For Hillman, there were real policy dangers ahead:
Students are likely to get hit because they suddenly look much more costly to current taxpayers, while the extra income tax they will pay as graduates in the future continues to be ignored. Unless we are careful, we are at risk of sleepwalking into a triple whammy of fewer university places, less funding per student and tougher student loan repayment terms.
Higher skills are the best way to raise productivity and the best way to insulate the country from any negative economic effects of Brexit, such as fewer skilled migrants. Moreover, our schools are full to bursting and the increase in young people will start to hit universities just after we start counting students as a much bigger current cost, potentially putting today’s school pupils at a particular disadvantage.

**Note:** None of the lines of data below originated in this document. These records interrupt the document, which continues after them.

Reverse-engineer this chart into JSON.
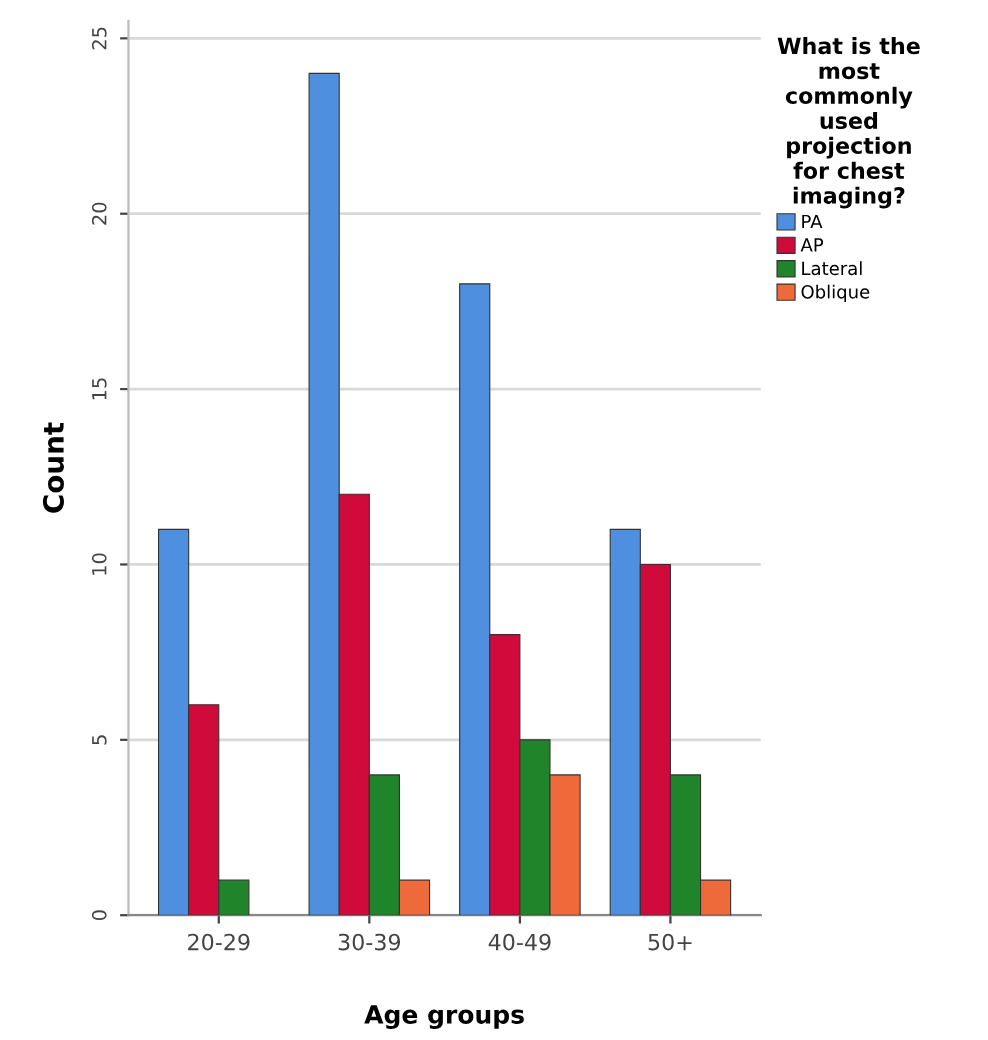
{
  "chart_data": {
    "type": "bar",
    "xlabel": "Age groups",
    "ylabel": "Count",
    "legend_title": "What is the most commonly used projection for chest imaging?",
    "categories": [
      "20-29",
      "30-39",
      "40-49",
      "50+"
    ],
    "series": [
      {
        "name": "PA",
        "color": "#4f8fe0",
        "values": [
          11,
          24,
          18,
          11
        ]
      },
      {
        "name": "AP",
        "color": "#d10a3c",
        "values": [
          6,
          12,
          8,
          10
        ]
      },
      {
        "name": "Lateral",
        "color": "#20842a",
        "values": [
          1,
          4,
          5,
          4
        ]
      },
      {
        "name": "Oblique",
        "color": "#ee6a3a",
        "values": [
          null,
          1,
          4,
          1
        ]
      }
    ],
    "ylim": [
      0,
      25.5
    ],
    "yticks": [
      0,
      5,
      10,
      15,
      20,
      25
    ],
    "grid": "y",
    "legend": "right"
  }
}
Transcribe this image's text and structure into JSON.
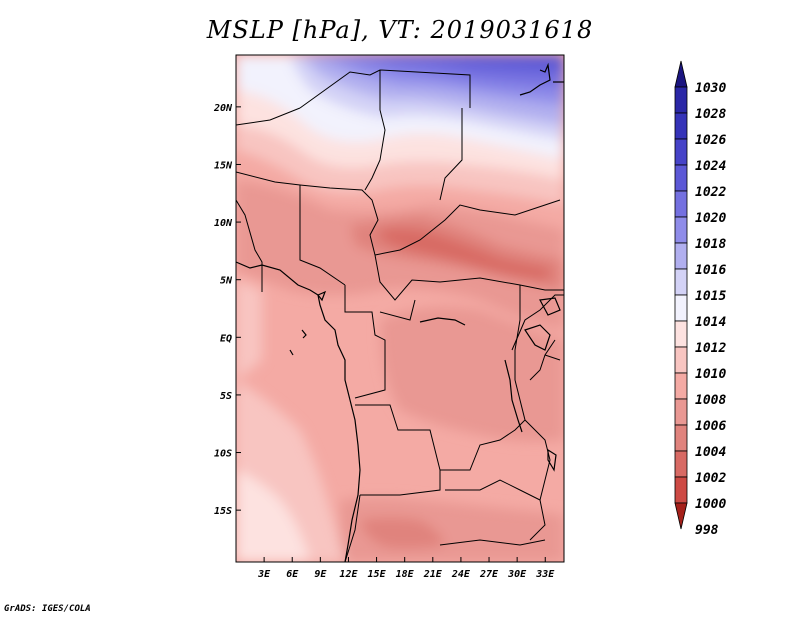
{
  "title": "MSLP [hPa], VT: 2019031618",
  "credit": "GrADS: IGES/COLA",
  "map": {
    "lon_range": [
      0,
      35
    ],
    "lat_range": [
      -19.5,
      24.5
    ],
    "x_ticks": [
      {
        "lon": 3,
        "label": "3E"
      },
      {
        "lon": 6,
        "label": "6E"
      },
      {
        "lon": 9,
        "label": "9E"
      },
      {
        "lon": 12,
        "label": "12E"
      },
      {
        "lon": 15,
        "label": "15E"
      },
      {
        "lon": 18,
        "label": "18E"
      },
      {
        "lon": 21,
        "label": "21E"
      },
      {
        "lon": 24,
        "label": "24E"
      },
      {
        "lon": 27,
        "label": "27E"
      },
      {
        "lon": 30,
        "label": "30E"
      },
      {
        "lon": 33,
        "label": "33E"
      }
    ],
    "y_ticks": [
      {
        "lat": 20,
        "label": "20N"
      },
      {
        "lat": 15,
        "label": "15N"
      },
      {
        "lat": 10,
        "label": "10N"
      },
      {
        "lat": 5,
        "label": "5N"
      },
      {
        "lat": 0,
        "label": "EQ"
      },
      {
        "lat": -5,
        "label": "5S"
      },
      {
        "lat": -10,
        "label": "10S"
      },
      {
        "lat": -15,
        "label": "15S"
      }
    ]
  },
  "colorbar": {
    "levels": [
      {
        "label": "1030",
        "color": "#1c1a8a"
      },
      {
        "label": "1028",
        "color": "#2a27a6"
      },
      {
        "label": "1026",
        "color": "#3533b8"
      },
      {
        "label": "1024",
        "color": "#4643c8"
      },
      {
        "label": "1022",
        "color": "#5c58d6"
      },
      {
        "label": "1020",
        "color": "#7470e0"
      },
      {
        "label": "1018",
        "color": "#8f8ce9"
      },
      {
        "label": "1016",
        "color": "#b1afef"
      },
      {
        "label": "1015",
        "color": "#d3d2f6"
      },
      {
        "label": "1014",
        "color": "#f2f2fd"
      },
      {
        "label": "1012",
        "color": "#fde2e0"
      },
      {
        "label": "1010",
        "color": "#f8c5c1"
      },
      {
        "label": "1008",
        "color": "#f4aaa4"
      },
      {
        "label": "1006",
        "color": "#e99893"
      },
      {
        "label": "1004",
        "color": "#e0837d"
      },
      {
        "label": "1002",
        "color": "#d86a64"
      },
      {
        "label": "1000",
        "color": "#cd4a44"
      },
      {
        "label": "998",
        "color": "#b92c26"
      }
    ],
    "top_arrow_color": "#1b1580",
    "bottom_arrow_color": "#a5201a"
  }
}
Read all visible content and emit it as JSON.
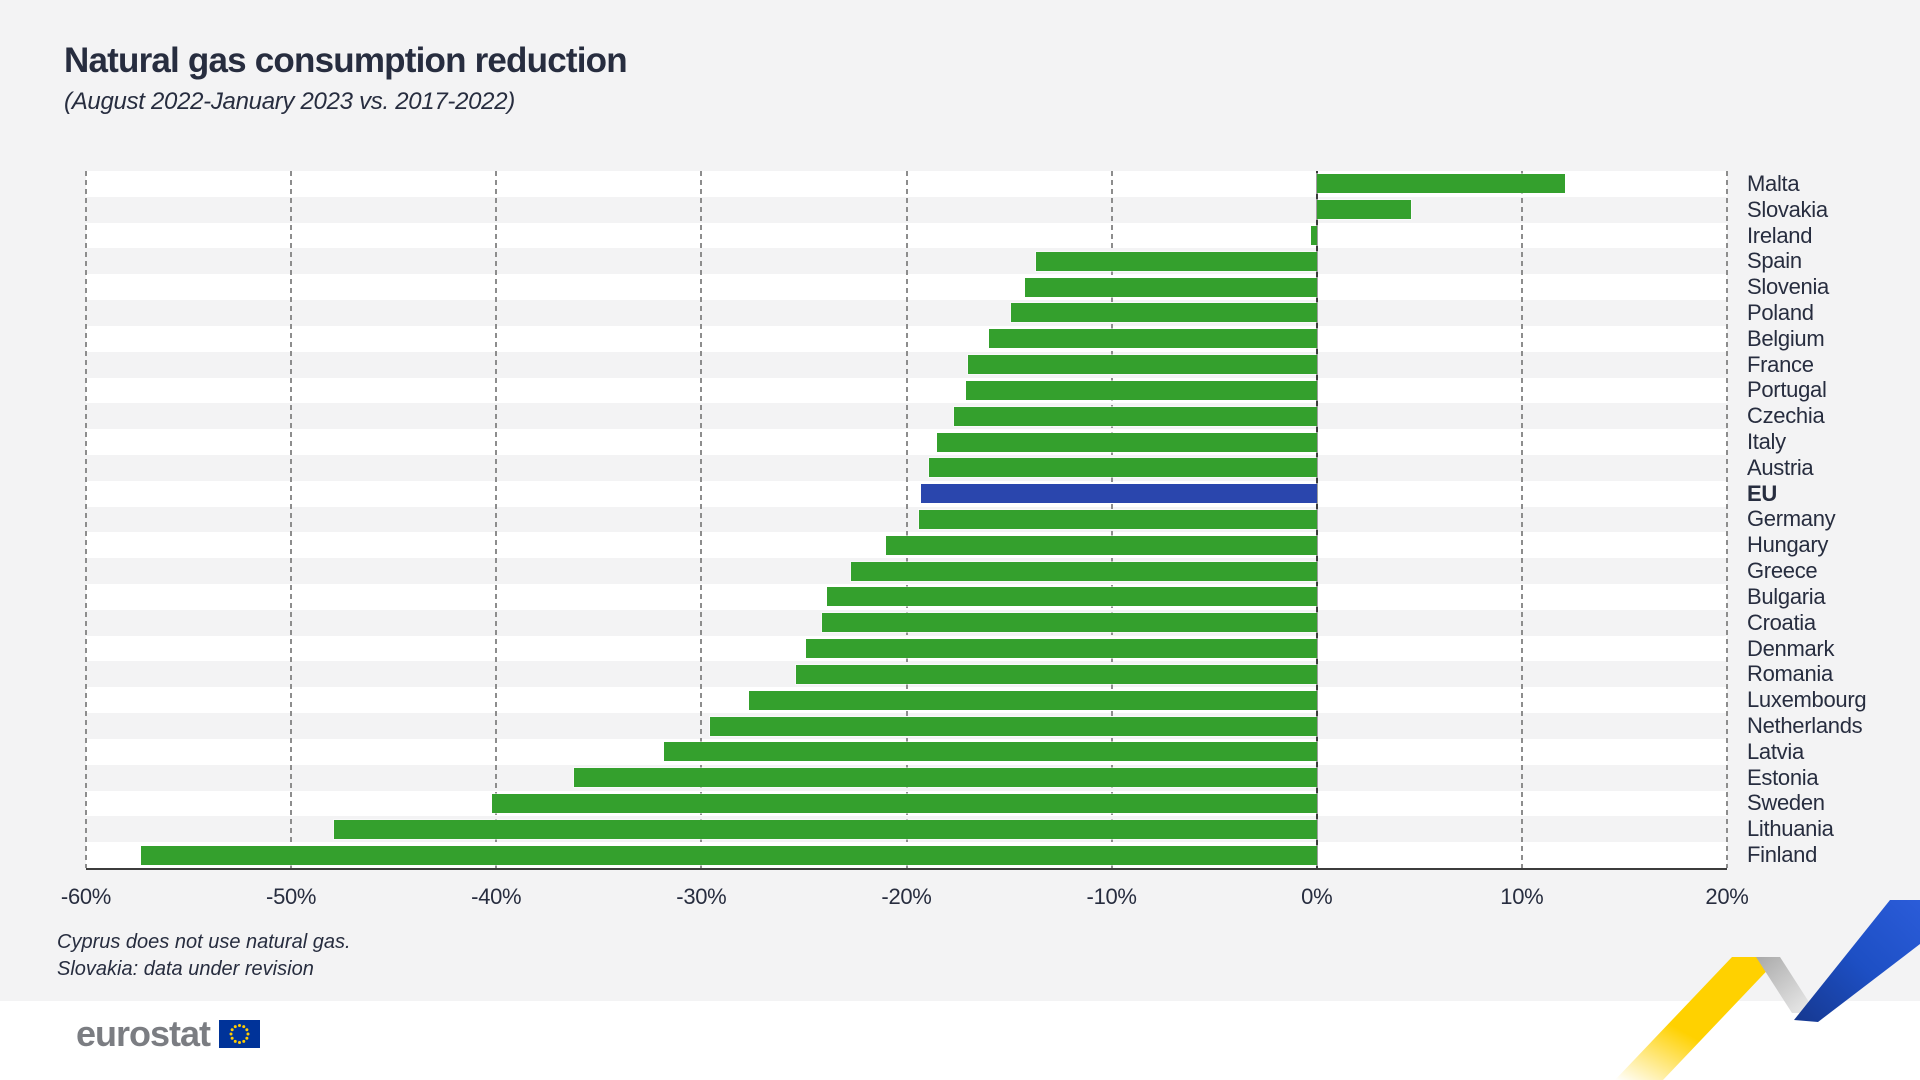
{
  "title": "Natural gas consumption reduction",
  "subtitle": "(August 2022-January 2023 vs. 2017-2022)",
  "footnotes": [
    "Cyprus does not use natural gas.",
    "Slovakia: data under revision"
  ],
  "logo": {
    "text": "eurostat"
  },
  "colors": {
    "background": "#f3f3f4",
    "stripe_white": "#ffffff",
    "bar_green": "#34a02d",
    "bar_blue_eu": "#2a46ad",
    "text_dark": "#272d3f",
    "grid_gray": "#8d8d8d",
    "axis_dark": "#3c3c3c",
    "logo_gray": "#7b7d82",
    "flag_blue": "#003399",
    "flag_star_yellow": "#ffcc00",
    "ribbon_yellow": "#ffd100",
    "ribbon_blue": "#1d4fc4"
  },
  "chart_data": {
    "type": "bar",
    "orientation": "horizontal",
    "unit": "%",
    "title": "Natural gas consumption reduction",
    "subtitle": "(August 2022-January 2023 vs. 2017-2022)",
    "xlim": [
      -60,
      20
    ],
    "grid": "dashed-vertical",
    "legend": "none",
    "highlight_category": "EU",
    "categories": [
      "Malta",
      "Slovakia",
      "Ireland",
      "Spain",
      "Slovenia",
      "Poland",
      "Belgium",
      "France",
      "Portugal",
      "Czechia",
      "Italy",
      "Austria",
      "EU",
      "Germany",
      "Hungary",
      "Greece",
      "Bulgaria",
      "Croatia",
      "Denmark",
      "Romania",
      "Luxembourg",
      "Netherlands",
      "Latvia",
      "Estonia",
      "Sweden",
      "Lithuania",
      "Finland"
    ],
    "values": [
      12.1,
      4.6,
      -0.3,
      -13.7,
      -14.2,
      -14.9,
      -16.0,
      -17.0,
      -17.1,
      -17.7,
      -18.5,
      -18.9,
      -19.3,
      -19.4,
      -21.0,
      -22.7,
      -23.9,
      -24.1,
      -24.9,
      -25.4,
      -27.7,
      -29.6,
      -31.8,
      -36.2,
      -40.2,
      -47.9,
      -57.3
    ],
    "x_ticks": [
      {
        "label": "-60%",
        "value": -60
      },
      {
        "label": "-50%",
        "value": -50
      },
      {
        "label": "-40%",
        "value": -40
      },
      {
        "label": "-30%",
        "value": -30
      },
      {
        "label": "-20%",
        "value": -20
      },
      {
        "label": "-10%",
        "value": -10
      },
      {
        "label": "0%",
        "value": 0
      },
      {
        "label": "10%",
        "value": 10
      },
      {
        "label": "20%",
        "value": 20
      }
    ]
  }
}
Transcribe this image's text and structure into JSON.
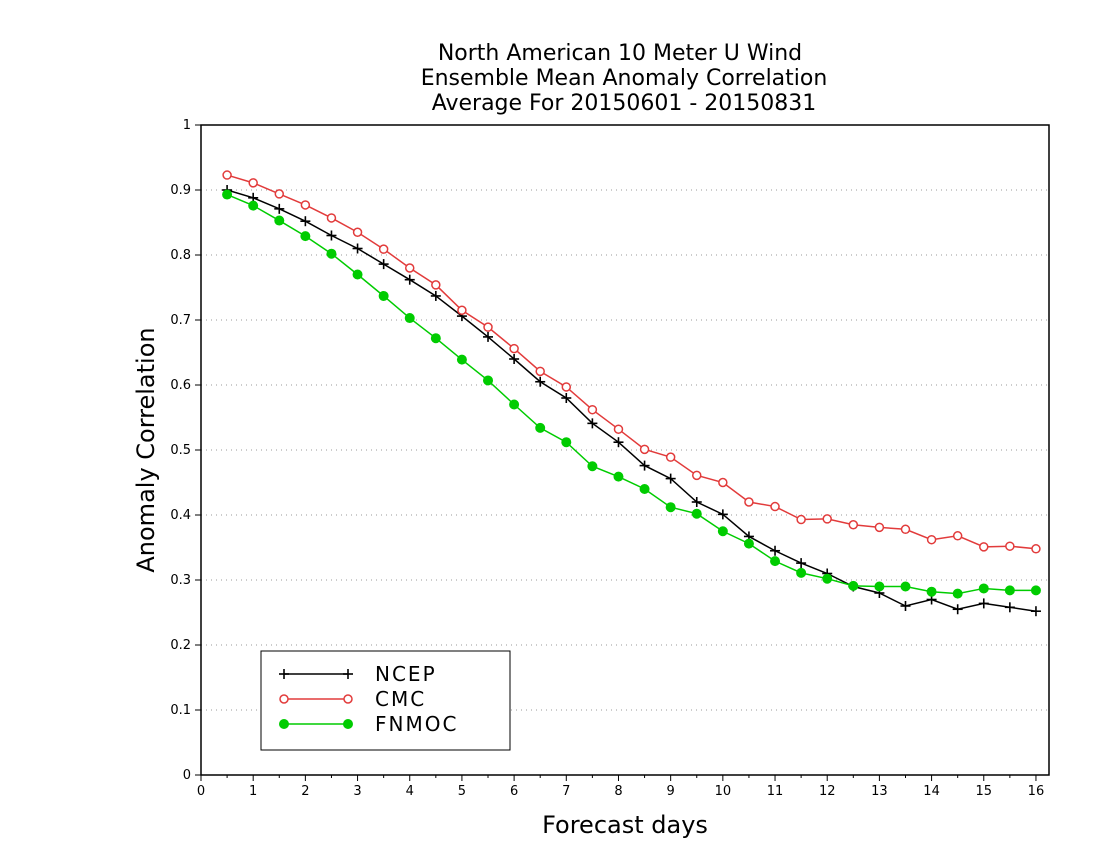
{
  "chart_data": {
    "type": "line",
    "title": [
      "North American 10 Meter U Wind",
      "Ensemble Mean Anomaly Correlation",
      "Average For 20150601 - 20150831"
    ],
    "xlabel": "Forecast days",
    "ylabel": "Anomaly Correlation",
    "xlim": [
      0,
      16.25
    ],
    "ylim": [
      0,
      1
    ],
    "xticks": [
      0,
      1,
      2,
      3,
      4,
      5,
      6,
      7,
      8,
      9,
      10,
      11,
      12,
      13,
      14,
      15,
      16
    ],
    "xtick_labels": [
      "0",
      "1",
      "2",
      "3",
      "4",
      "5",
      "6",
      "7",
      "8",
      "9",
      "10",
      "11",
      "12",
      "13",
      "14",
      "15",
      "16"
    ],
    "yticks": [
      0,
      0.1,
      0.2,
      0.3,
      0.4,
      0.5,
      0.6,
      0.7,
      0.8,
      0.9,
      1
    ],
    "ytick_labels": [
      "0",
      "0.1",
      "0.2",
      "0.3",
      "0.4",
      "0.5",
      "0.6",
      "0.7",
      "0.8",
      "0.9",
      "1"
    ],
    "grid": "horizontal dotted",
    "legend_position": "bottom-left",
    "x": [
      0.5,
      1,
      1.5,
      2,
      2.5,
      3,
      3.5,
      4,
      4.5,
      5,
      5.5,
      6,
      6.5,
      7,
      7.5,
      8,
      8.5,
      9,
      9.5,
      10,
      10.5,
      11,
      11.5,
      12,
      12.5,
      13,
      13.5,
      14,
      14.5,
      15,
      15.5,
      16
    ],
    "series": [
      {
        "name": "NCEP",
        "color": "#000000",
        "marker": "plus",
        "values": [
          0.9,
          0.888,
          0.871,
          0.852,
          0.83,
          0.81,
          0.786,
          0.762,
          0.737,
          0.706,
          0.674,
          0.64,
          0.605,
          0.58,
          0.541,
          0.512,
          0.476,
          0.456,
          0.42,
          0.401,
          0.367,
          0.345,
          0.326,
          0.31,
          0.29,
          0.28,
          0.26,
          0.27,
          0.255,
          0.264,
          0.258,
          0.252
        ]
      },
      {
        "name": "CMC",
        "color": "#e23b3b",
        "marker": "open-circle",
        "values": [
          0.923,
          0.911,
          0.894,
          0.877,
          0.857,
          0.835,
          0.809,
          0.78,
          0.754,
          0.715,
          0.689,
          0.656,
          0.621,
          0.597,
          0.562,
          0.532,
          0.501,
          0.489,
          0.461,
          0.45,
          0.42,
          0.413,
          0.393,
          0.394,
          0.385,
          0.381,
          0.378,
          0.362,
          0.368,
          0.351,
          0.352,
          0.348
        ]
      },
      {
        "name": "FNMOC",
        "color": "#00cc00",
        "marker": "filled-circle",
        "values": [
          0.893,
          0.876,
          0.853,
          0.829,
          0.802,
          0.77,
          0.737,
          0.703,
          0.672,
          0.639,
          0.607,
          0.57,
          0.534,
          0.512,
          0.475,
          0.459,
          0.44,
          0.412,
          0.402,
          0.375,
          0.356,
          0.329,
          0.311,
          0.302,
          0.291,
          0.29,
          0.29,
          0.282,
          0.279,
          0.287,
          0.284,
          0.284
        ]
      }
    ]
  }
}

It was arguably in the IFS’s response that things got really interesting. It also took the “tail wagging the dog” line, arguing that “in principle, the government should not change its policy in response to a cosmetic change in fiscal presentation”. IFS Director Paul Johnson’s tweet summed things up nicely: “IF it was right to aim for zero deficit on old definition, THEN it is right to aim for £17bn deficit on new definition”. That said, IFS recognised that the accounting change is likely to have concrete implications for government policy:
Suddenly, the high cost of HE appears in the deficit today, rather than in 30 years time. Not only is it suddenly superficially more attractive to replace some loans with grants, it is also superficially more attractive to reduce fees or abolish them altogether (as Labour proposed in its 2017 general election manifesto), to reduce the interest rate charged on outstanding student loans, or to restrict student numbers. Those options might now be considerably more likely to be implemented
The IFS also took a view on another signature change to the system – Theresa May’s change to the repayment threshold:
The increase … now looks quite expensive in the short term. On the old measure it had little effect on this year’s deficit, on the new measure it increases it by around £2 billion per year. Again, the actual effect on the public finances is the same – it was just that the current accounting rules hid the short-term effect.
But its view on the wider implications for deficit reduction signals additional complexity ahead and suggests that Treasury might need to clarify its approach to deficit reduction in light of the ONS decision ahead of Augar reporting:
If the government does not choose to adjust its fiscal targets in the medium-term in response to this accounting change (as has been the case when other changes to accounting rules have affected the deficit in the past), then the implications could go further than HE policy. Maintaining the overarching fiscal objective of eliminating the deficit entirely by the mid-2020s would – if the commitment is to be met – imply a combination of further tax rises or deeper spending cuts.
Looking ahead, what the decision does do is reintroduce HE spending to the tussle in any spending review. In theory putting HE (or indeed tertiary) up against schools, health, defence and other public services doesn’t bode well.
As HE expert Andy Westwood argued:
The reforms might help construct a more comprehensive, joined-up tertiary system. It also offers the opportunity for universities and colleges to lobby for teaching funding to replace any cut to fees … but all of these options will eventually feed into a spending review that may ultimately care much more about other decisions, choices and headlines.
It seems the era of HE not having to have that argument – and largely escaping from austerity as a a result – is about to be a thing of the past.